Camacho: ”No, we didn’t make them, so they had to be bought. Or we made an exchange with the things we had, like oil. There was some control. For example, there were two pairs of shoes per year, but then there was the type who needed three pairs because he hadn’t taken care of them. He received three, but usually there was a certain control and normally people didn’t behave like that.”
Did you return from the collective before the May Days?
Camacho: ”I returned to Barcelona a few days before. I started to work again as an apprentice in my trade, as I was only fifteen. And I worked there during the tragic events of May and the counterrevolution. But I’m not going into all the question of the Spanish revolution here. We, the young libertarians, began to be persecuted by the Communist Party on the one hand and on the other we were in opposition to the CNT and the FAI for their political position in relation to the government. And this is how we lived during the war, until Barcelona was taken by Franco, and we went into exile in France.

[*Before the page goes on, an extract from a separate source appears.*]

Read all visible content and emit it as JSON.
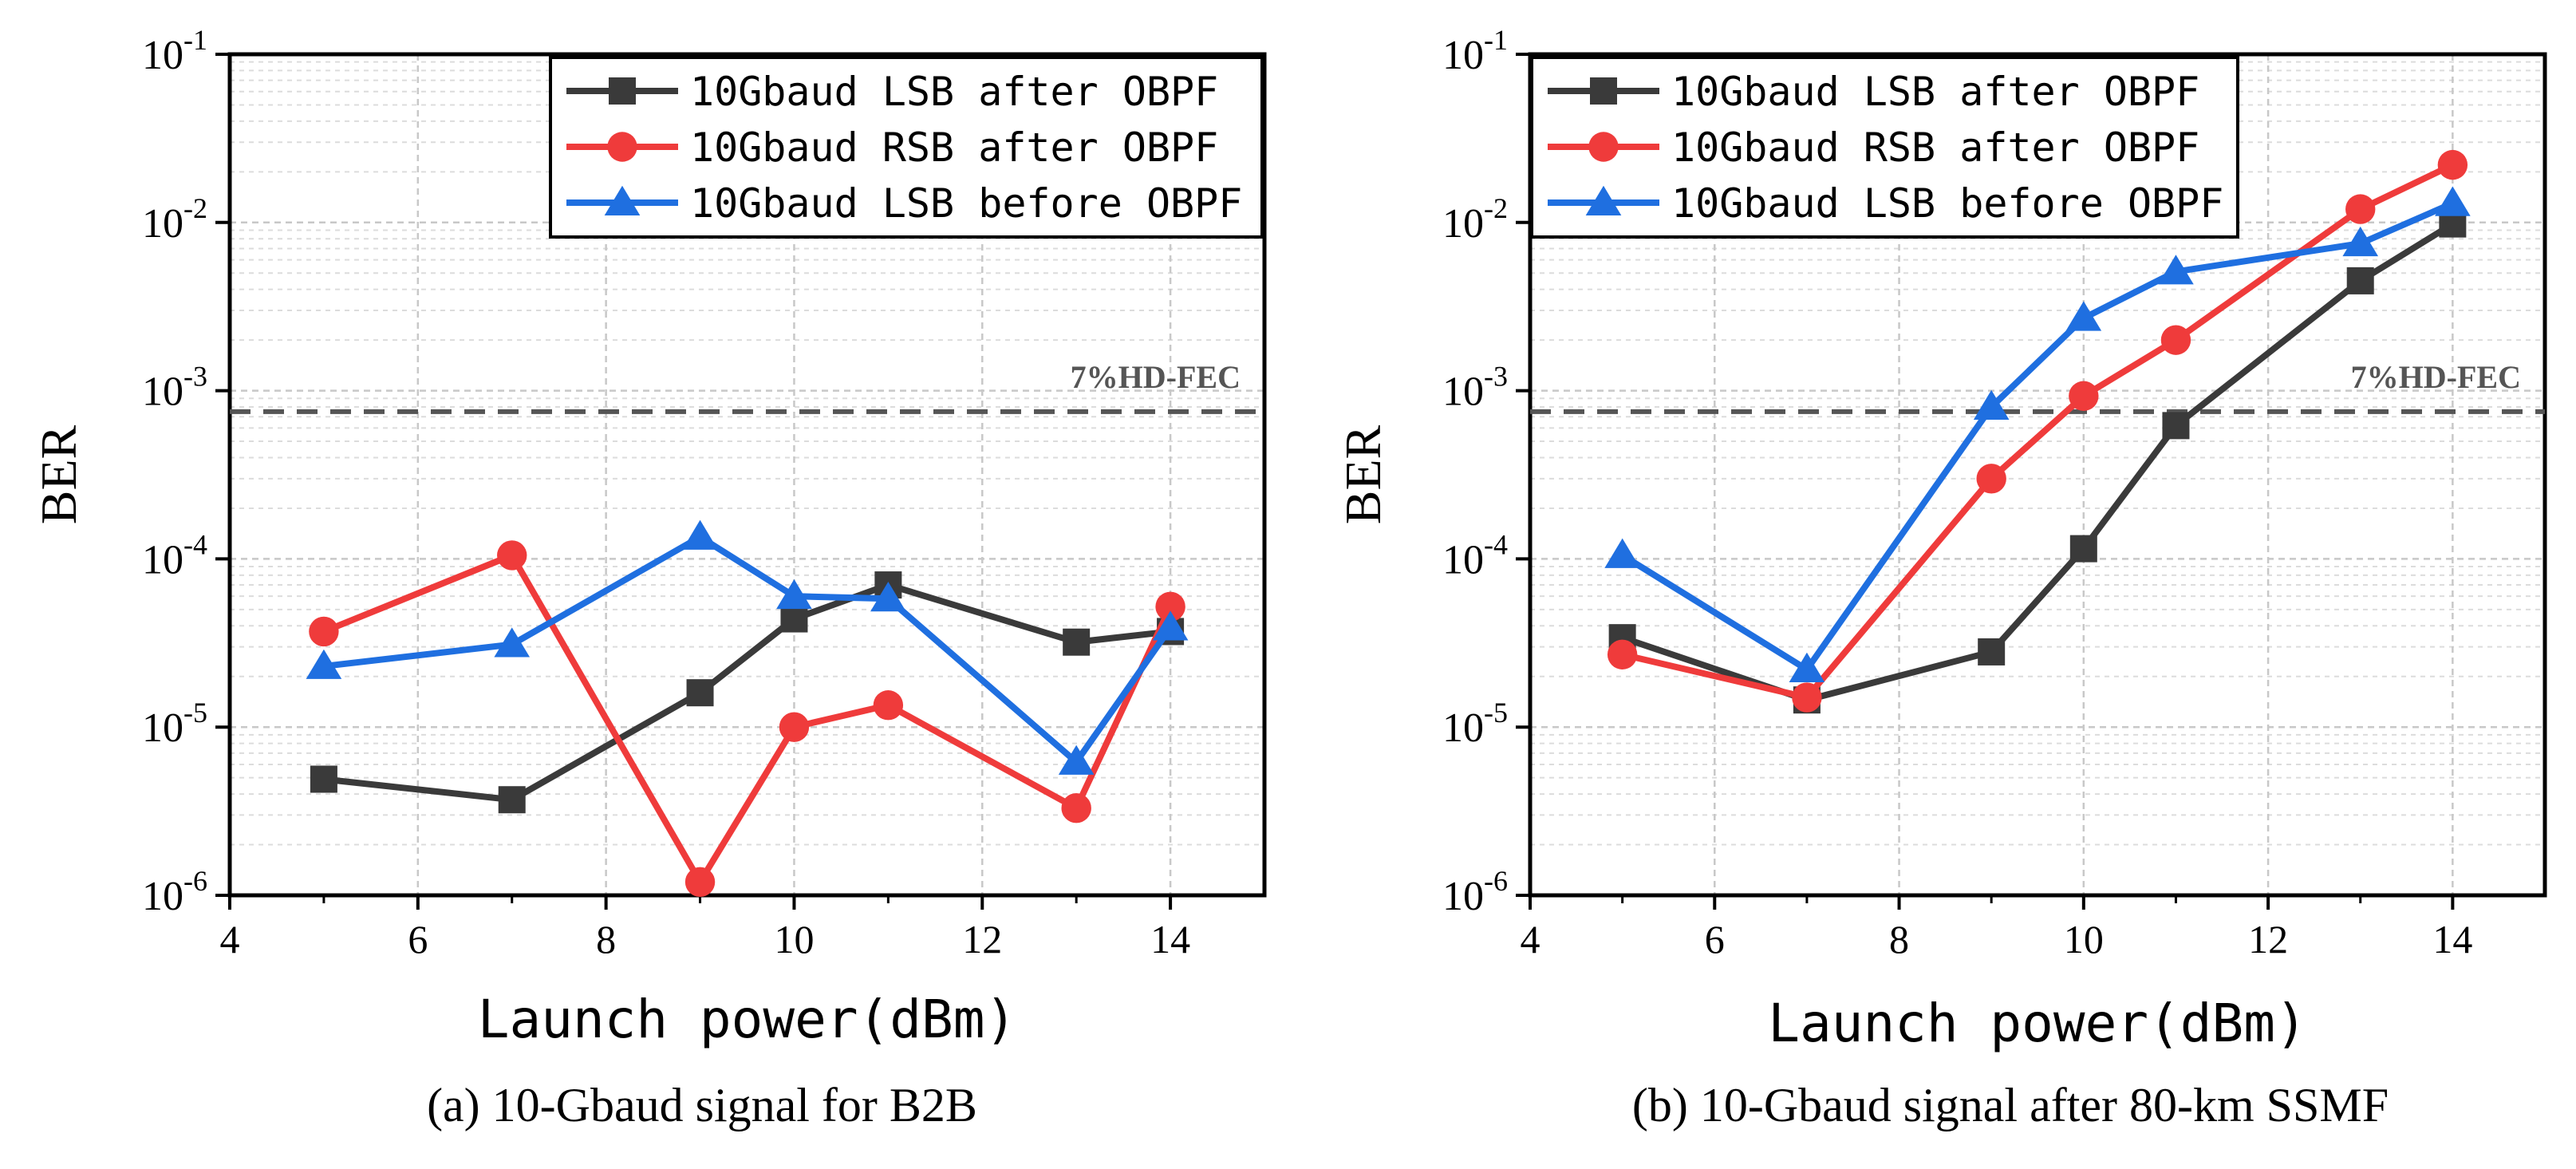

”In France I was put into concentration camps. First I was in St. Cyprien, then Argeles-sur-Mer, and finally Bram. From there I was sent out in a work company and I remained until the Germans cut France in half. After June 1940 I went to Bordeaux. There we made a little propaganda and sabotage until we were forced to flee to the free zone. The situation then became such in France that either we had to fight the Germans or join them. A few friends studied the situation and decided, not out of patriotism, that we would prefer to return to Spain to fight against the Spanish Fascists directly.”
When was this?
Camacho: ”It was in June 1942 in Barcelona that we tried to rebuild a Spanish resistance movement and we managed to carry out quite a few little jobs. We organized several groups of young people, people we knew already. But in December 1942 I was caught by the police. I was imprisoned and condemned to 30 years by a war council for clandestine activities and for having helped rebuild an organization which the Fascists thought they had destroyed.
”In 1947 I escaped by falsifying my identity papers. It’s not worth giving you the details. Many comrades got out this way and it wasn’t the first time. Three months later I was back in another underground organization with young libertarians from Madrid. Three months after that I was back in prison again under another name, because I always used fake names. I had been picked up in Madrid but they made a new dossier for me, not knowing about the first one. This is complicated to explain, but is due in part to the disorientation and confusion in the Fascist administration. I was in prison until July 1953 when I left again by devious means and went back to Barcelona.
”At that time a National Plenum of the CNT was taking place and they were discussing the problems of the Congress that the International, the AIT, was holding in Paris. The CNT wanted to send delegates to the Congress. So I and another comrade were chosen. I came to France to attend a Congress and to stay for 8 days, and now it’s 1974 and I’m still here. Well, that is a little resumé of my life.”